Alternative to sort | uniq -c
It’s an old trick, use sort | uniq -c
to count the unique lines from a file:
$ cat animals.txt
cats
cats
cats
dogs
birds
cats
dogs
dogs
birds
dogs
dogs
birds
$ cat animals.txt | sort | uniq -c
3 birds
4 cats
5 dogs
uniq -c
does the counting, but it has to come after a sort
. sort
is
usually fast enough for most day to day usage on the command-line. That was
until recently, when I had to count from a file with 72 million lines… I let
sort
run because I was curious, and it took 38 minutes (!) to process the file.
The “problem”, of course, is sorting.
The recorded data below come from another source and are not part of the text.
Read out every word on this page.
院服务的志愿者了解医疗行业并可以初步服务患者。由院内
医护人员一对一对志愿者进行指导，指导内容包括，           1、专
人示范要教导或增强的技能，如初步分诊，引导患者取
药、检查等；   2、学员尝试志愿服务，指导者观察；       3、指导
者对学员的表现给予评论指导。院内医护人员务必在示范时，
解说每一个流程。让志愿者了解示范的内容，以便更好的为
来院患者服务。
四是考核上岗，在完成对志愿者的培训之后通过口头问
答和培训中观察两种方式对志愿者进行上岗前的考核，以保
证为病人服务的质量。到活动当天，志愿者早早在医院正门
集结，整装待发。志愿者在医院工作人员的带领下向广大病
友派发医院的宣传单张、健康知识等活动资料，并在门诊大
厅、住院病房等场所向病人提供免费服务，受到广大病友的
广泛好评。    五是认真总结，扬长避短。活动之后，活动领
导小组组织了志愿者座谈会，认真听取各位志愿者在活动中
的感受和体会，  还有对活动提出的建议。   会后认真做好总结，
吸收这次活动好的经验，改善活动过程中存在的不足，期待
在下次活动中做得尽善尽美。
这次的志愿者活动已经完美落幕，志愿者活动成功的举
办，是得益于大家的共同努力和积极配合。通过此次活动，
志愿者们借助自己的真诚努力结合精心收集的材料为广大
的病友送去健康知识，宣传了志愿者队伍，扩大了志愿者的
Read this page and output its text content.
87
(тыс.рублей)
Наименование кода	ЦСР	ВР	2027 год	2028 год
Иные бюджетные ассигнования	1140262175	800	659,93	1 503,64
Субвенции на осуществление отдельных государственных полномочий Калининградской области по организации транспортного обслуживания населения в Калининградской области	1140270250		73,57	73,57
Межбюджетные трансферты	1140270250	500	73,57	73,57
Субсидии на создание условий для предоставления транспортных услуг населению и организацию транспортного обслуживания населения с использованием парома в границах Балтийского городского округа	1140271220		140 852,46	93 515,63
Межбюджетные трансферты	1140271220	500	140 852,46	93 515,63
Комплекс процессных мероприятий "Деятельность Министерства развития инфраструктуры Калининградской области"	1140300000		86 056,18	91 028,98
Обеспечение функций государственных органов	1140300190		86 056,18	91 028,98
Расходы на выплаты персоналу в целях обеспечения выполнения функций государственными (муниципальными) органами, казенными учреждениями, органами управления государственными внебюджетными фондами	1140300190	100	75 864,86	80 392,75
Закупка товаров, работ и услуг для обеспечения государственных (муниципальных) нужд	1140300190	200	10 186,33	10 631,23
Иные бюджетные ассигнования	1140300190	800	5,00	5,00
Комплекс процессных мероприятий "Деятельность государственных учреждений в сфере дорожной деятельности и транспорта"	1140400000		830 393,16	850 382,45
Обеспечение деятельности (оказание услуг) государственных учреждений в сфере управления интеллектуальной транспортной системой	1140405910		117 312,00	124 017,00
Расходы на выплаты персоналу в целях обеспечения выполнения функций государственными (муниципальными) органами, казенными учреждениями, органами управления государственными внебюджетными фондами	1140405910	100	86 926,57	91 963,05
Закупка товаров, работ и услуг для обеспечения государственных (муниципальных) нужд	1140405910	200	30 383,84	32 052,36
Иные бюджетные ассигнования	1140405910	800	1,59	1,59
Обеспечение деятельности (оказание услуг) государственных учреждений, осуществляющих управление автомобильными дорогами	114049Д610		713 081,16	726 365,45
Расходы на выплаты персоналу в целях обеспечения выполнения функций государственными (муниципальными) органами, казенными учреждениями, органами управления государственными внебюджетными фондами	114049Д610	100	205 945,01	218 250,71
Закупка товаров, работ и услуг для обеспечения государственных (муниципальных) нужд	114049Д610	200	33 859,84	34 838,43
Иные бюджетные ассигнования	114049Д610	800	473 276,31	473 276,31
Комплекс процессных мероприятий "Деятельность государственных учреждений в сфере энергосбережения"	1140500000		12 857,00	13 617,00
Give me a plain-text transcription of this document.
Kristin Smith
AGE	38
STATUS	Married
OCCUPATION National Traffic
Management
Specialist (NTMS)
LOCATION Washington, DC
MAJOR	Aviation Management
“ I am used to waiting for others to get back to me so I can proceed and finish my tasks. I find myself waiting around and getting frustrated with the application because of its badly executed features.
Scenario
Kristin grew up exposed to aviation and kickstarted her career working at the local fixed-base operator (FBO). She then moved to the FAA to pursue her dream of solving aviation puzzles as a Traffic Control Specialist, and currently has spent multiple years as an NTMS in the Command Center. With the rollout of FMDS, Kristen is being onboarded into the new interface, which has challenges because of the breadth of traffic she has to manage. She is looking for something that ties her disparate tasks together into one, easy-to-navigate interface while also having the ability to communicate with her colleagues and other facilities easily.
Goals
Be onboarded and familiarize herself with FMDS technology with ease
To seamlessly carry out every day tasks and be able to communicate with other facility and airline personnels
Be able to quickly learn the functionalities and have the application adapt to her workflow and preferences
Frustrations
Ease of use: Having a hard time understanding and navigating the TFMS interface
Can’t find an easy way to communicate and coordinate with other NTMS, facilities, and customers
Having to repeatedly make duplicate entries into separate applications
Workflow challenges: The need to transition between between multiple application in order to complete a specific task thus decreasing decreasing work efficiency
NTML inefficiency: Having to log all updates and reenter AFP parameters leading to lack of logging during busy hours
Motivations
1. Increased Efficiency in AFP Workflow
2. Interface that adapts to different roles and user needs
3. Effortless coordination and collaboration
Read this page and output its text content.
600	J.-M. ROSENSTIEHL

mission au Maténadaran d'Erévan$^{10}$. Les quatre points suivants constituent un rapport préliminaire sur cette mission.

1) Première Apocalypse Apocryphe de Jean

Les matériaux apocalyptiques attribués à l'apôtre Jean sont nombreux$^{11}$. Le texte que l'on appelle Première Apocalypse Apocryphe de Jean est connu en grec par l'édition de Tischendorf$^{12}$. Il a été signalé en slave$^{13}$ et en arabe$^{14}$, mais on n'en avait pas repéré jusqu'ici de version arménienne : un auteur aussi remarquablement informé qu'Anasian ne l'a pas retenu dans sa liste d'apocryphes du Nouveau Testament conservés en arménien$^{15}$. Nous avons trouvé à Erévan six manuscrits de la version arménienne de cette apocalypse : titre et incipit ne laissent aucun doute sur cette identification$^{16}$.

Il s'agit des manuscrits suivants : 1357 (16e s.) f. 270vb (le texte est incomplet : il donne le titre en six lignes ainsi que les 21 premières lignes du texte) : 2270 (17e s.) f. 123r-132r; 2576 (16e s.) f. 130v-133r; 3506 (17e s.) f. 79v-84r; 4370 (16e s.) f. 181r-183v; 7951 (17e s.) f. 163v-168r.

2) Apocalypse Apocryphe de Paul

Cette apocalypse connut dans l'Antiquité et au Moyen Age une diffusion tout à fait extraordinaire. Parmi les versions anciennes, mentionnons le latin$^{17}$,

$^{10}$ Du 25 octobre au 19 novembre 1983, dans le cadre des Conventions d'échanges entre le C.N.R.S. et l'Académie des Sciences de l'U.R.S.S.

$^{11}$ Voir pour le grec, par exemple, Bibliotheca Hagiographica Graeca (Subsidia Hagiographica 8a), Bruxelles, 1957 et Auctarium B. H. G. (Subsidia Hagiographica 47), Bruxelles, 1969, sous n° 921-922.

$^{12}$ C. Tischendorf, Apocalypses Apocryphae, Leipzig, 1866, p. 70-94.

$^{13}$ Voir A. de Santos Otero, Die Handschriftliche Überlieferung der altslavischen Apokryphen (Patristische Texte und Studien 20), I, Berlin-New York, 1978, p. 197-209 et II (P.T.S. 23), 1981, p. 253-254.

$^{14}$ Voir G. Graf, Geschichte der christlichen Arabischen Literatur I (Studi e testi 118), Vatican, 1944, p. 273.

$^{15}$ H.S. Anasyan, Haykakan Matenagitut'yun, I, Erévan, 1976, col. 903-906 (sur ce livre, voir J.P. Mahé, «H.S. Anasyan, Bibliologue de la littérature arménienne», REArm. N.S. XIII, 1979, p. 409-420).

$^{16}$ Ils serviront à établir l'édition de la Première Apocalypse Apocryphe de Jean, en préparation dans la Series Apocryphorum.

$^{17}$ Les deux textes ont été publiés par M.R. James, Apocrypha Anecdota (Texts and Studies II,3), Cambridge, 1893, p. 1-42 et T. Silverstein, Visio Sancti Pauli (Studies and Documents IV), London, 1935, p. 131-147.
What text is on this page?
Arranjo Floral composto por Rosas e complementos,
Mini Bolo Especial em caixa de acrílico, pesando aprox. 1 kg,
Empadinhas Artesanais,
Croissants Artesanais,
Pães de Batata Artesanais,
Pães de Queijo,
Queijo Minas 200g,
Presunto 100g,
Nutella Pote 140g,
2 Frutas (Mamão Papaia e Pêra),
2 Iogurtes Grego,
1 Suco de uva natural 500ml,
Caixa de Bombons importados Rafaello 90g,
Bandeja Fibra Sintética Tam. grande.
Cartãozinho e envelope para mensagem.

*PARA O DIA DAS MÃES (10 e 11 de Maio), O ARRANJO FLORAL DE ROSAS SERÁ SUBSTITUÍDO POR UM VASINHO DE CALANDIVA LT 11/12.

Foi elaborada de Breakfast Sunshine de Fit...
While sort
performs surprisingly well with files
having up to millions of lines, you can’t escape its property: it must use an
n log n algorithm.
Here’s the awk
code equivalent to the sort | uniq -c
above:
$ cat animals.txt | awk '{ cnts[$0] += 1 } END { for (v in cnts) print cnts[v], v }'
5 dogs
3 birds
4 cats
For those not comfortable with awk
:
- use the whole line ($0) as a key
- every occurrence of $0 get += 1 in a hash (cnts)
- at the END of the file, iterate over every entry in the hash, print the key and its count
I don’t bother optimizing my command-line counting unless I know I’m working with a big file. Even then, I don’t type the above: I paste it from my notes.
For the record: awk
took only 2 minutes to process that file with 72 million lines.